Conforme observa Motta (2007, p.2):
Afinal, de saída, isso [o conjunto expressivo de obras críticas de H C]
significa que, Haroldo de Campos está longe de ser só tradutor ou
concretista que se etiqueta e se tolera – passando-se, aliás, por cima do fato
de que o poeta concreto morreu versejando em rimas dantescas (A máquina
do mundo repensada, 2000) e reescrevendo Homero (Ilíada, 2001-2002),
numa situação completamente pós-utópica – sendo, além disso, um
caudaloso comentador literário.
Por isso, deve-se ter cuidado com as associações generalizadoras e informações de
segunda mão, como as referências a Campos via Vieira, pois elas podem mascarar outras
questões talvez mais pertinentes e importantes.
Este trabalho pretendeu chamar a atenção para a necessidade de mais publicações em
língua estrangeira de trabalhos que divulguem nossa produção literária e crítica e também
para a necessidade de se adotar uma postura crítica com relação a ideias estabelecidas e a
pensamentos paradigmáticos. Assim procedendo, provavelmente conseguiremos divulgar
estudos mais ricos e aprofundados e menos estereotipados.

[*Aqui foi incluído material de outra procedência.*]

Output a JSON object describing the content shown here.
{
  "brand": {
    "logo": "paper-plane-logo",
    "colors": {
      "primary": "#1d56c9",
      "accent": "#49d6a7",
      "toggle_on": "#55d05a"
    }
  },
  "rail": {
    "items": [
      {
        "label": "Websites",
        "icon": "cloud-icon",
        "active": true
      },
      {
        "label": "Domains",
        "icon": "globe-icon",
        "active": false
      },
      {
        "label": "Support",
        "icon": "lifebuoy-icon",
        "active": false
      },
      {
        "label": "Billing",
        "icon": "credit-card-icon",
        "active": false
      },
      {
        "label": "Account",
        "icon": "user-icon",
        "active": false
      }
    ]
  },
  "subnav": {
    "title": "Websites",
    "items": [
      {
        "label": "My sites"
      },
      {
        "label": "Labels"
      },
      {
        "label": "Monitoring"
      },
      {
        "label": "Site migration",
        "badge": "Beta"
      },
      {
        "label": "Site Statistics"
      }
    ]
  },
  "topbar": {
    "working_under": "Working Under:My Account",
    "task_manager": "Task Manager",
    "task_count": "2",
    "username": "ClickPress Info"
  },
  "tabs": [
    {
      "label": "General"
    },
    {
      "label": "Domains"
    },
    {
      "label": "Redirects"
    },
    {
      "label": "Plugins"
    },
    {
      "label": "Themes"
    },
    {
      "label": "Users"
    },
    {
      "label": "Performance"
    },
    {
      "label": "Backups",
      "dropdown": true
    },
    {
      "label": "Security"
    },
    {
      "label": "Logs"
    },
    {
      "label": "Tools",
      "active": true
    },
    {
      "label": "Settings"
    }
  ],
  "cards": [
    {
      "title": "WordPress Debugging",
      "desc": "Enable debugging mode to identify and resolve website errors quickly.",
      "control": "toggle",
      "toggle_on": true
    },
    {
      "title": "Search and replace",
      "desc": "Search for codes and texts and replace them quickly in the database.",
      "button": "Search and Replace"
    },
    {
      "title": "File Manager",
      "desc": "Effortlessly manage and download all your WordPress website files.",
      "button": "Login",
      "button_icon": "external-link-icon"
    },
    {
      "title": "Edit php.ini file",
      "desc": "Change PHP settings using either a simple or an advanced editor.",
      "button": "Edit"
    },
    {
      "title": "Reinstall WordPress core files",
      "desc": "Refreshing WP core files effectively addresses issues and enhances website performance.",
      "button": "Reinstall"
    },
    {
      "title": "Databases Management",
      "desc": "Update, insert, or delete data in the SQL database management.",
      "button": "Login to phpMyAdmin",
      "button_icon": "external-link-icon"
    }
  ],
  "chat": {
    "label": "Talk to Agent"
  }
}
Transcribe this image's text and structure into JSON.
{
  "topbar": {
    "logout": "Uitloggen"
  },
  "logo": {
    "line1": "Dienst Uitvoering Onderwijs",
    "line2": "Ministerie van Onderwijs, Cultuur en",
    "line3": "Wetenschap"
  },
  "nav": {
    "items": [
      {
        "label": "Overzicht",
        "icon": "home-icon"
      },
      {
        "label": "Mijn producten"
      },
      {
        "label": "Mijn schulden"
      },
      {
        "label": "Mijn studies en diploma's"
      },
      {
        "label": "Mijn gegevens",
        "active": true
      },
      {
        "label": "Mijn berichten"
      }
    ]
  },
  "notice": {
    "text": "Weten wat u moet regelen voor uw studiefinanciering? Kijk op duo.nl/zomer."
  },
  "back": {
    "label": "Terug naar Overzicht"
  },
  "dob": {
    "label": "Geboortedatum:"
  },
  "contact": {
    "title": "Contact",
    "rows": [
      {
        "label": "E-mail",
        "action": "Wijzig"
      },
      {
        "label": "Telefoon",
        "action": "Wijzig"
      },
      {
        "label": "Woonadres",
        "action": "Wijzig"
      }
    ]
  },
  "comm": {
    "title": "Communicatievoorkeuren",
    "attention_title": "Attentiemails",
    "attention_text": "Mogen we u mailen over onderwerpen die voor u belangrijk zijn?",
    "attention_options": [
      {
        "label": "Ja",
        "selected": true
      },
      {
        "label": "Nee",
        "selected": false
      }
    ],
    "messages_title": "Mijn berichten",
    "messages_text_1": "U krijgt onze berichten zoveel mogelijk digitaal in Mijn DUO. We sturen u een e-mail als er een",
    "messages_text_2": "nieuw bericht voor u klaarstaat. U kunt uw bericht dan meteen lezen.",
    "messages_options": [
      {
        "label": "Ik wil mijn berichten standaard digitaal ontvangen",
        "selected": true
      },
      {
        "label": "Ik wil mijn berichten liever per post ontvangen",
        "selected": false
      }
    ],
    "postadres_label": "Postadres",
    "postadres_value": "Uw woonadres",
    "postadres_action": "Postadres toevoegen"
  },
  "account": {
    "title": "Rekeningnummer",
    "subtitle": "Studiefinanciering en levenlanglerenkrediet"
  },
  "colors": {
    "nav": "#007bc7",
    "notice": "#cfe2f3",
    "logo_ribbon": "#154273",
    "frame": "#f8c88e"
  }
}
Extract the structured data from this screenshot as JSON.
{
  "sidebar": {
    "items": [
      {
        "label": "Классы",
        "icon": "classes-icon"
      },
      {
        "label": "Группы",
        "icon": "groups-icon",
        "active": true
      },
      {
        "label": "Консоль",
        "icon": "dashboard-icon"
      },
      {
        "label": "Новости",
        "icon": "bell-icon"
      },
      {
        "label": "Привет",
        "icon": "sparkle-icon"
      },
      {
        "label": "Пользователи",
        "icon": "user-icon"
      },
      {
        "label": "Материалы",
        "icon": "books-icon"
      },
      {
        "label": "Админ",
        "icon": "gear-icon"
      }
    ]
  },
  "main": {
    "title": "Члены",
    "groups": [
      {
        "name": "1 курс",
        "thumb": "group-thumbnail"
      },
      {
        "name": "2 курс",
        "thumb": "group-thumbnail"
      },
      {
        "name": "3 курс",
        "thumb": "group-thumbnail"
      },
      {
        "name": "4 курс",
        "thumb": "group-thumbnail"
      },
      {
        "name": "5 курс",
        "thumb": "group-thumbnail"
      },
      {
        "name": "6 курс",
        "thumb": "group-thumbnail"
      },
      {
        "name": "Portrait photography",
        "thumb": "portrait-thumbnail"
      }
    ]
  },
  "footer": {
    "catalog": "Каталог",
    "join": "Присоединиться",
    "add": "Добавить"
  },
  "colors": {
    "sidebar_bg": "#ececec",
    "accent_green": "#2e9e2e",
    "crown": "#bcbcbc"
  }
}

Haroldo de Campos foi importante porque propôs outras formas de analisar nossa
literatura e nossa tradição crítica. Além disso, ele deu um especial destaque a prática de
tradução, o que em geral os críticos literários não fazem. Haroldo de Campos é uma voz que
se destaca nas letras nacionais por suas opiniões inovadoras e radicais, que por alguns são
consideradas discutíveis. No entanto, disso não decorre que o autor não mereça um estudo
sério e aprofundado e uma divulgação mais ampla de sua obra no exterior, em virtude do
volume de sua produção e da coerência interna de suas propostas.